2. Without Africans enslaving other Africans, their would have been no slaves for the Europeans to buy. Blaming Europeans for the slavery that was practiced for millennia before their arrival is a tired canard. England and the U.S. abolished slavery in the 19th century. Their are 40 million slaves living today. Why is that?


Exactly right. Europeans didn't go into the African interior until the late 19th Century, only coastal outposts were established before then during the African slave trade. Slaves had to be brought to port to be sold to slaveship owners.
Europeans were afraid to go into the African interior to capture slaves. So they set up slave ports where they could just sit and dangle money so others could bring captives to them

Does not absolve them from responsibility for the slave trade.
They were the market


Of course. you do know that a lot of Europeans like the Poles abolished slavery a pretty long time ago.

We got rid of slavery in 1347, should we have to pay reparations?

They should be proud
The other european countries were involved in Colonialism and used slave labor to perform the hard tasks

Most of Europe abandoned slavery by 1800

Took the US til 1865 and the death of 600,000 fighting over it


The real question I'm trying to get to is whether or not Poles should be required to pay reparations for slavery?
Who the fuck cares?
 
There were many large, well organized civilizations with thriving cultures in North and South America prior to the Europeans' arrival. They knew about the wheel--they didn't have suitable animals to domesticate to pull carts, so why make wheeled carts, unless you wanted people to pull them. Easier to just have them carry the stuff.
You know the wheel makes it easier to put things in a cart and roll them along (through the miracle of physics) rather than carrying them...right?

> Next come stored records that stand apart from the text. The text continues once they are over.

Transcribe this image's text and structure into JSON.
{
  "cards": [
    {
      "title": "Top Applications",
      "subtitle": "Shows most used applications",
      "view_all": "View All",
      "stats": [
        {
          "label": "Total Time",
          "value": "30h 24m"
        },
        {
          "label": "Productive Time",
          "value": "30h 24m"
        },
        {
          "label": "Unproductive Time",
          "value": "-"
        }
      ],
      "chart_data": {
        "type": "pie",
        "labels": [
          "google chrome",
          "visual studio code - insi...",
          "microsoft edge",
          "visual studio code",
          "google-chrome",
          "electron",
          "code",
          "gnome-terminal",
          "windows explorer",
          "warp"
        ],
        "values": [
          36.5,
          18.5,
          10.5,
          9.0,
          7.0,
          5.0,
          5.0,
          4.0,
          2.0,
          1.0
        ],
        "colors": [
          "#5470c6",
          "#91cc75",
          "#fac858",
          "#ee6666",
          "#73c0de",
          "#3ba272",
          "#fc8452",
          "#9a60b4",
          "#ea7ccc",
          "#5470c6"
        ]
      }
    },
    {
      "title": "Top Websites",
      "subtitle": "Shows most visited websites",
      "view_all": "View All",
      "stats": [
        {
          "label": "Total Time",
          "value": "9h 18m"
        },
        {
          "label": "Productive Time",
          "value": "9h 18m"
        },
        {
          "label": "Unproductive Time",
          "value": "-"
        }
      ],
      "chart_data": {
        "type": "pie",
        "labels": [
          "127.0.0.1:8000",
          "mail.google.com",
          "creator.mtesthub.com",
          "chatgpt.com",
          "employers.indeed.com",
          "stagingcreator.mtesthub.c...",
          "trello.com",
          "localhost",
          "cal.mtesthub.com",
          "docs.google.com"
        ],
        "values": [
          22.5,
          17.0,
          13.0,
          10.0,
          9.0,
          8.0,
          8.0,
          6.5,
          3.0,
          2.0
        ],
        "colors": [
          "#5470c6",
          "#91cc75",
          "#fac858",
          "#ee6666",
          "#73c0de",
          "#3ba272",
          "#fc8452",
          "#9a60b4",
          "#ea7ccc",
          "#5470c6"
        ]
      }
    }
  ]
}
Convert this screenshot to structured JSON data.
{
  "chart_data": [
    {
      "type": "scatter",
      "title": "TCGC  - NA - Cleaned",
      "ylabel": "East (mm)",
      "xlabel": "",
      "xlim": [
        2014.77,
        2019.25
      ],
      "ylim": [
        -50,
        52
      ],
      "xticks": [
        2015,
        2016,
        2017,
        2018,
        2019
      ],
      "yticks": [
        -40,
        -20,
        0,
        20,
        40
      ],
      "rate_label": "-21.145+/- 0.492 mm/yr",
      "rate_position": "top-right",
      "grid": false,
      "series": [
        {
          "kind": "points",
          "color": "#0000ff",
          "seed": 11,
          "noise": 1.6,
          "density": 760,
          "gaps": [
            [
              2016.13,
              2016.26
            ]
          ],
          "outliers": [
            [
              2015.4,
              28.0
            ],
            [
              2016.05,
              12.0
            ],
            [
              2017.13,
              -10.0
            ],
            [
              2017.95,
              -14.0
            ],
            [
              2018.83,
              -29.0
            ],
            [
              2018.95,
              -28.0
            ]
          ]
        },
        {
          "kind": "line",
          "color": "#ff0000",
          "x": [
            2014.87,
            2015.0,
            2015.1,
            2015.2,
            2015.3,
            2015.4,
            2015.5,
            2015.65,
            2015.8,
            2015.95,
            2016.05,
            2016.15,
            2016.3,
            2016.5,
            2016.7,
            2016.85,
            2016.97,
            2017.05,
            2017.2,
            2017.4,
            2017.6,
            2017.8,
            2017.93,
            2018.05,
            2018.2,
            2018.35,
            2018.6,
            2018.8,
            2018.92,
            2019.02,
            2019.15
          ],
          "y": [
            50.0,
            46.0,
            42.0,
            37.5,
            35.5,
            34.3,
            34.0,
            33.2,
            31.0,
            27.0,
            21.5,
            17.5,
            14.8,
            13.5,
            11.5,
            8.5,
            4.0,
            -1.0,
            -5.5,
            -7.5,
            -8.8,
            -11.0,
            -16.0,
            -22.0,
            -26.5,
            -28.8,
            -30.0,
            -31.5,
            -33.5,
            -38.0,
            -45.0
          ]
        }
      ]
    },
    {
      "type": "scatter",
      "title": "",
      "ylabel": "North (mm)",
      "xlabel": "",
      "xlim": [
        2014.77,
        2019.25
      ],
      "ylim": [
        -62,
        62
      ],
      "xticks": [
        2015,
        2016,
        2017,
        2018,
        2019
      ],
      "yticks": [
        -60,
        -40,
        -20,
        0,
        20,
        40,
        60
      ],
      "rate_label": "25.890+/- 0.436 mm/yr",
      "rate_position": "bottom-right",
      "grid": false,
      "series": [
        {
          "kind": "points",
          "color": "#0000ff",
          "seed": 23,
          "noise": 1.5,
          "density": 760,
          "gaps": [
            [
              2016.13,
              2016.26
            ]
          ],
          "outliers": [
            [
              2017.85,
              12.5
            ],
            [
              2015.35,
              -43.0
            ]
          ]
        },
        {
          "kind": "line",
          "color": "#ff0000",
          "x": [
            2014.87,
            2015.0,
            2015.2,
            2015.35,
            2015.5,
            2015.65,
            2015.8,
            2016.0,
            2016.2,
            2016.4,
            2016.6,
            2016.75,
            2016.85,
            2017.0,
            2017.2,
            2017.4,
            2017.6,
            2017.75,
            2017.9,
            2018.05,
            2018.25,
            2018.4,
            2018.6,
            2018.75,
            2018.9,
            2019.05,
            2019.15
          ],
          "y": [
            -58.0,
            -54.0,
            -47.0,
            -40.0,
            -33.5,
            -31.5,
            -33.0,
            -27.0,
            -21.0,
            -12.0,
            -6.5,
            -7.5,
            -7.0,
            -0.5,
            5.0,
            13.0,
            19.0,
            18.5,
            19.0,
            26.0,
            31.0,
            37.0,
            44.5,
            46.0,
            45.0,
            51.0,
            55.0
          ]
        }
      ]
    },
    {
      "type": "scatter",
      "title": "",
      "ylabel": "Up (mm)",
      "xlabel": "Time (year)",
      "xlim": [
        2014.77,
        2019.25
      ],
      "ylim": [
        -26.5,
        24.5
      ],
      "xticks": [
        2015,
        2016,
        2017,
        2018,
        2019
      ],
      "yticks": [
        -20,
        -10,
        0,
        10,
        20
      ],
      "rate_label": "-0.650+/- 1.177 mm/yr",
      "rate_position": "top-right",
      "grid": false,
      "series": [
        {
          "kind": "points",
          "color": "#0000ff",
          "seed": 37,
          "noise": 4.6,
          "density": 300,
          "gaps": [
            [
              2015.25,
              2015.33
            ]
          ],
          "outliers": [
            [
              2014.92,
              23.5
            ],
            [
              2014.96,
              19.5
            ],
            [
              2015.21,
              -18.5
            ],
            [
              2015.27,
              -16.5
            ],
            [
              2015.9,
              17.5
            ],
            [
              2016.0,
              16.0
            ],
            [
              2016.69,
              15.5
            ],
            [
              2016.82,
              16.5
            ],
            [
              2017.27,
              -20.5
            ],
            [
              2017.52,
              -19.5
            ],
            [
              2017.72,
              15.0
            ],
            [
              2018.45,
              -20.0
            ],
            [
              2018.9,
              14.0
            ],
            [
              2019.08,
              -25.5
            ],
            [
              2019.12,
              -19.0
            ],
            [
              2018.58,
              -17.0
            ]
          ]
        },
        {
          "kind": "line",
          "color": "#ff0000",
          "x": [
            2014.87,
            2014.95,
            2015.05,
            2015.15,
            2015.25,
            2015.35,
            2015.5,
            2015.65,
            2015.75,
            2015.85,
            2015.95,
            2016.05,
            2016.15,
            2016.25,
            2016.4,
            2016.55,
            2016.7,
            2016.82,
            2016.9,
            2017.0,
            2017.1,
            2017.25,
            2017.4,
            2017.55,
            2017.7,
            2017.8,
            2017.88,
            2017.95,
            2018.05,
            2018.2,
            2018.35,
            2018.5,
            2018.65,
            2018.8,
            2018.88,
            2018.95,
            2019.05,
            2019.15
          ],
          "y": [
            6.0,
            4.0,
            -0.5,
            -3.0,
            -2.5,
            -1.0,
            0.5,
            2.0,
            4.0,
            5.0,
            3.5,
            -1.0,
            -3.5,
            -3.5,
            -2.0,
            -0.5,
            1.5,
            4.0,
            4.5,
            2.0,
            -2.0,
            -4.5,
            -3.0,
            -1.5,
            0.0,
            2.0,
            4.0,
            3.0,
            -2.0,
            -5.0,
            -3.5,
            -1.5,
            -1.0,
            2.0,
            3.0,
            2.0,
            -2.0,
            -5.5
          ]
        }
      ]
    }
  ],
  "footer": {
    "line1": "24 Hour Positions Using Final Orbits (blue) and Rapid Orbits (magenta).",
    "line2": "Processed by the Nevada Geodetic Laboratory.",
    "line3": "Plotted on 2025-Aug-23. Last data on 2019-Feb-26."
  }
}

Rolling. From Physclips: Mechanics with animations and film.
These people built massive pyramids. I'm sure they knew about physics.


We really don't know who built the pyramids in Central America. I've heard it may have been extraterrestrials who erected them, or perhaps immigrants for Egypt where the art of pyramid building was well known.
 
Another handful of years and Columbus Day will be completely gone, but that's ok.
What's important, is European came to this hemisphere and put in motion what would come to be the greatest technological progress in human history.

It doesn't matter whether Columbus was first, or not even close. We simply use him as a figurehead for the beginning of the most glorious time in human history. :clap2:

That could be, but in 50 years America will be erased from history and we will be in a new dark age with a global dictatorship that will fall into ruin in short order leading to a thousand years of human suffering.
 
These people built massive pyramids. I'm sure they knew about physics.
I'm sure they did. It makes me wonder why they refused to do something as simple and effective as affixing wheels to a cart. Surely they knew about friction and the advantages of rolling over dragging?